Il s’agit de chercher ensemble la convivialité « pour un avenir meilleur », dans la justice sociale, la défense vie et de la famille, come le demandait Jean-Paul II.

Dans le sillage du synode, l’évêque souligne que l’Eglise du Liban se sent « encore plus concernée » par sa vocation d’être « le sel de la terre, levain, lumière du monde, bonne nouvelle du salut dans la charité, engagée dans renouveau ecclésial, culturel, social, politique », de façon à « passer de la coexistence à la convivialité ».

Convivialité vécue

Il raconte ce témoignage de « convivialité » vécue. Lors de la guerre de juillet-août 2006, le diocèse de Batroun a accueilli la population du Sud : un million de réfugiés, Chiites, 15 000 à Batroun, accueillis « au nom de la charité chrétienne », pendant 33 jours. Ils ont vécu avec leurs frères libanais : ils ont découvert les valeurs chrétiennes, et ont dit : « Nous vivions ensemble, nous ne vous connaissions pas, nous pouvons retourner vivre ensemble et construire ensemble notre Liban ».

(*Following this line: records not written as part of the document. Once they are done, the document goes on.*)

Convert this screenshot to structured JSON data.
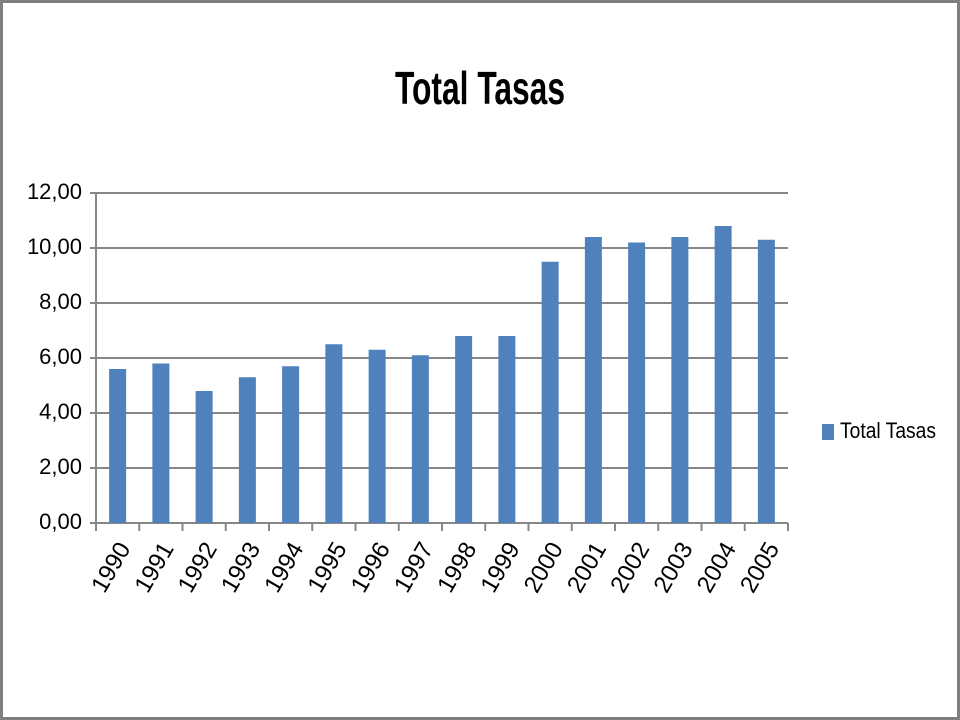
{
  "chart_data": {
    "type": "bar",
    "title": "Total Tasas",
    "categories": [
      "1990",
      "1991",
      "1992",
      "1993",
      "1994",
      "1995",
      "1996",
      "1997",
      "1998",
      "1999",
      "2000",
      "2001",
      "2002",
      "2003",
      "2004",
      "2005"
    ],
    "series": [
      {
        "name": "Total Tasas",
        "color": "#4f81bd",
        "values": [
          5.6,
          5.8,
          4.8,
          5.3,
          5.7,
          6.5,
          6.3,
          6.1,
          6.8,
          6.8,
          9.5,
          10.4,
          10.2,
          10.4,
          10.8,
          10.3
        ]
      }
    ],
    "ylim": [
      0,
      12
    ],
    "yticks": [
      {
        "value": 0,
        "label": "0,00"
      },
      {
        "value": 2,
        "label": "2,00"
      },
      {
        "value": 4,
        "label": "4,00"
      },
      {
        "value": 6,
        "label": "6,00"
      },
      {
        "value": 8,
        "label": "8,00"
      },
      {
        "value": 10,
        "label": "10,00"
      },
      {
        "value": 12,
        "label": "12,00"
      }
    ],
    "grid": true,
    "legend": "right"
  }
}
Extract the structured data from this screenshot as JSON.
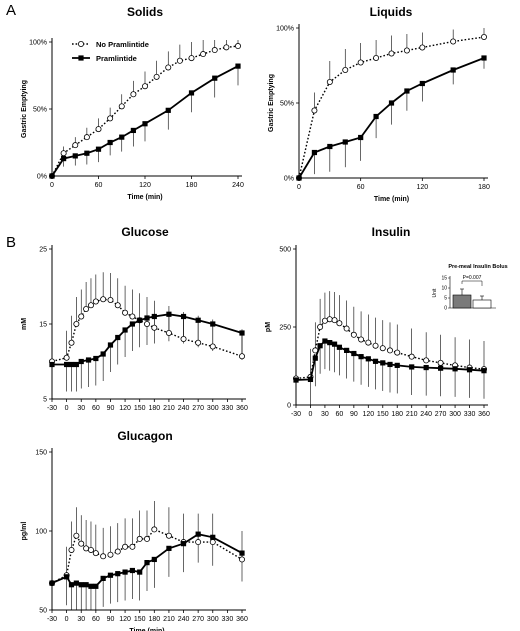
{
  "panel_labels": [
    "A",
    "B"
  ],
  "legend": {
    "no_pramlintide": "No Pramlintide",
    "pramlintide": "Pramlintide"
  },
  "chart_data": [
    {
      "id": "solids",
      "type": "line",
      "title": "Solids",
      "xlabel": "Time (min)",
      "ylabel": "Gastric Emptying",
      "xlim": [
        0,
        240
      ],
      "ylim": [
        0,
        100
      ],
      "xticks": [
        0,
        60,
        120,
        180,
        240
      ],
      "yticks": [
        0,
        50,
        100
      ],
      "ytick_labels": [
        "0%",
        "50%",
        "100%"
      ],
      "series": [
        {
          "name": "No Pramlintide",
          "style": "dotted-open-circle",
          "x": [
            0,
            15,
            30,
            45,
            60,
            75,
            90,
            105,
            120,
            135,
            150,
            165,
            180,
            195,
            210,
            225,
            240
          ],
          "y": [
            0,
            17,
            23,
            29,
            35,
            43,
            52,
            61,
            67,
            74,
            81,
            86,
            88,
            91,
            94,
            96,
            97
          ]
        },
        {
          "name": "Pramlintide",
          "style": "solid-filled-square",
          "x": [
            0,
            15,
            30,
            45,
            60,
            75,
            90,
            105,
            120,
            150,
            180,
            210,
            240
          ],
          "y": [
            0,
            13,
            15,
            17,
            20,
            25,
            29,
            34,
            39,
            49,
            62,
            73,
            82
          ]
        }
      ]
    },
    {
      "id": "liquids",
      "type": "line",
      "title": "Liquids",
      "xlabel": "Time (min)",
      "ylabel": "Gastric Emptying",
      "xlim": [
        0,
        180
      ],
      "ylim": [
        0,
        100
      ],
      "xticks": [
        0,
        60,
        120,
        180
      ],
      "yticks": [
        0,
        50,
        100
      ],
      "ytick_labels": [
        "0%",
        "50%",
        "100%"
      ],
      "series": [
        {
          "name": "No Pramlintide",
          "style": "dotted-open-circle",
          "x": [
            0,
            15,
            30,
            45,
            60,
            75,
            90,
            105,
            120,
            150,
            180
          ],
          "y": [
            0,
            45,
            64,
            72,
            77,
            80,
            83,
            85,
            87,
            91,
            94
          ]
        },
        {
          "name": "Pramlintide",
          "style": "solid-filled-square",
          "x": [
            0,
            15,
            30,
            45,
            60,
            75,
            90,
            105,
            120,
            150,
            180
          ],
          "y": [
            0,
            17,
            21,
            24,
            27,
            41,
            50,
            58,
            63,
            72,
            80
          ]
        }
      ]
    },
    {
      "id": "glucose",
      "type": "line",
      "title": "Glucose",
      "xlabel": "",
      "ylabel": "mM",
      "xlim": [
        -30,
        360
      ],
      "ylim": [
        5,
        25
      ],
      "xticks": [
        -30,
        0,
        30,
        60,
        90,
        120,
        150,
        180,
        210,
        240,
        270,
        300,
        330,
        360
      ],
      "yticks": [
        5,
        15,
        25
      ],
      "series": [
        {
          "name": "No Pramlintide",
          "style": "dotted-open-circle",
          "x": [
            -30,
            0,
            10,
            20,
            30,
            40,
            50,
            60,
            75,
            90,
            105,
            120,
            135,
            150,
            165,
            180,
            210,
            240,
            270,
            300,
            360
          ],
          "y": [
            10,
            10.5,
            12.5,
            15,
            16,
            17,
            17.5,
            18,
            18.3,
            18.2,
            17.5,
            16.5,
            16,
            15.5,
            15,
            14.5,
            13.8,
            13,
            12.5,
            12,
            10.7
          ]
        },
        {
          "name": "Pramlintide",
          "style": "solid-filled-square",
          "x": [
            -30,
            0,
            10,
            20,
            30,
            45,
            60,
            75,
            90,
            105,
            120,
            135,
            150,
            165,
            180,
            210,
            240,
            270,
            300,
            360
          ],
          "y": [
            9.6,
            9.6,
            9.6,
            9.6,
            10,
            10.2,
            10.4,
            11,
            12.2,
            13.2,
            14.2,
            15,
            15.5,
            15.8,
            16,
            16.3,
            16,
            15.5,
            15,
            13.8
          ]
        }
      ]
    },
    {
      "id": "insulin",
      "type": "line",
      "title": "Insulin",
      "xlabel": "",
      "ylabel": "pM",
      "xlim": [
        -30,
        360
      ],
      "ylim": [
        0,
        500
      ],
      "xticks": [
        -30,
        0,
        30,
        60,
        90,
        120,
        150,
        180,
        210,
        240,
        270,
        300,
        330,
        360
      ],
      "yticks": [
        0,
        250,
        500
      ],
      "series": [
        {
          "name": "No Pramlintide",
          "style": "dotted-open-circle",
          "x": [
            -30,
            0,
            10,
            20,
            30,
            40,
            50,
            60,
            75,
            90,
            105,
            120,
            135,
            150,
            165,
            180,
            210,
            240,
            270,
            300,
            330,
            360
          ],
          "y": [
            85,
            90,
            175,
            250,
            270,
            275,
            272,
            262,
            245,
            225,
            210,
            200,
            190,
            182,
            175,
            168,
            155,
            143,
            135,
            127,
            120,
            115
          ]
        },
        {
          "name": "Pramlintide",
          "style": "solid-filled-square",
          "x": [
            -30,
            0,
            10,
            20,
            30,
            40,
            50,
            60,
            75,
            90,
            105,
            120,
            135,
            150,
            165,
            180,
            210,
            240,
            270,
            300,
            330,
            360
          ],
          "y": [
            80,
            82,
            150,
            190,
            205,
            200,
            195,
            185,
            175,
            165,
            155,
            148,
            140,
            135,
            130,
            127,
            122,
            120,
            118,
            116,
            113,
            110
          ]
        }
      ]
    },
    {
      "id": "insulin_inset",
      "type": "bar",
      "title": "Pre-meal Insulin Bolus",
      "ylabel": "Unit",
      "ylim": [
        0,
        15
      ],
      "yticks": [
        0,
        5,
        10,
        15
      ],
      "annotation": "P=0.007",
      "categories": [
        "No Pramlintide",
        "Pramlintide"
      ],
      "values": [
        6.5,
        4
      ],
      "errors": [
        3,
        2
      ]
    },
    {
      "id": "glucagon",
      "type": "line",
      "title": "Glucagon",
      "xlabel": "Time (min)",
      "ylabel": "pg/ml",
      "xlim": [
        -30,
        360
      ],
      "ylim": [
        50,
        150
      ],
      "xticks": [
        -30,
        0,
        30,
        60,
        90,
        120,
        150,
        180,
        210,
        240,
        270,
        300,
        330,
        360
      ],
      "yticks": [
        50,
        100,
        150
      ],
      "series": [
        {
          "name": "No Pramlintide",
          "style": "dotted-open-circle",
          "x": [
            -30,
            0,
            10,
            20,
            30,
            40,
            50,
            60,
            75,
            90,
            105,
            120,
            135,
            150,
            165,
            180,
            210,
            240,
            270,
            300,
            360
          ],
          "y": [
            67,
            72,
            88,
            97,
            92,
            89,
            88,
            86,
            84,
            85,
            87,
            90,
            90,
            95,
            95,
            101,
            97,
            93,
            93,
            93,
            82
          ]
        },
        {
          "name": "Pramlintide",
          "style": "solid-filled-square",
          "x": [
            -30,
            0,
            10,
            20,
            30,
            40,
            50,
            60,
            75,
            90,
            105,
            120,
            135,
            150,
            165,
            180,
            210,
            240,
            270,
            300,
            360
          ],
          "y": [
            67,
            71,
            66,
            67,
            66,
            66,
            65,
            65,
            70,
            72,
            73,
            74,
            75,
            74,
            80,
            82,
            89,
            92,
            98,
            96,
            86
          ]
        }
      ]
    }
  ]
}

L’évêque souligne les « trois valeurs pour vivre dans la dignité » : terre, famille, culture.

Cinq jours après le retour des réfugiés chez eux, « Abbouna Mounir » s’est rendu chez eux, à l’invitation d’un notable, avec une cinquantaine de jeunes qui avaient été chargés de l’accueil des réfugiés, 24 h sur 24.

L’évêque évoque la réaction de son hôte: « Il a tenu à ce que je bénisse toutes les familles une à une, parce que nous étions devenus des amis, puis sa maison, à moitié détruite, et j’ai béni sa famille ». Avec sa femme et ses 6 enfants, il a pourtant accueilli les 50 jeunes.

Puis, il a fait voir à l’évêque une armoire, contenant le « trésor » de sa famille depuis des siècles, contenant par exemple des vases romains. Il a remis le plus ancien à l’évêque, le convainquant de l’accepter  et de l’exposer à Batroun, en précisant : « en signe de reconnaissance pour ce que nous avons vécu avec vous : charité, amour, service, amour de la terre et respect des autres, ce qui veut dire renoncer à la haine ».

Puis il a fait cette confidence à l’évêque, dont les parents ont été assassinés le 13 septembre 1958, et qui a dit avoir pardonné : « En 1973, a confié son hôte, lors d’une première incursion Israélienne, j’ai perdu mon père et huit personnes de ma famille : un char a écrasé leur voiture. J’ai éprouvé de la haine contre ce peuple. Mais en revenant de Batroun, j’ai enlevé cette haine de mon cœur, j’ai promis à Dieu d’aimer aussi les Israéliens ».

Pour Mgr Khairallah, « le témoignage de la charité qui ne connaît pas de limite ». Il en appelle à« défendre Liban, pays-message, exemple de convivialité, de liberté, de démocratie : le Liban est une nécessité pour l’avenir des peuples, il faut le préserver, aide-nous à le faire ».

Il ajoute que pour l’Eglise maronite, la première répercussion du synode a été son renouveau relayé par le synode patriarcal maronite, et avec l’arrivée d’un nouveau patriarche, avec notamment un engagement  dans « le dialogue avec les autres pays arabes ».

Il s’agit de ne pas « fuir » les « situations difficiles », de ne pas se « mettre écart » de ne pas se « dissoudre », mais « revenir aux racines de notre foi ». L’évêque affirme : « Notre présence n’est pas pour nous mêmes, et l’Eglise confessante est porteuse de la mission à laquelle notre Sauveur nous a appelés : aimer toute le monde ».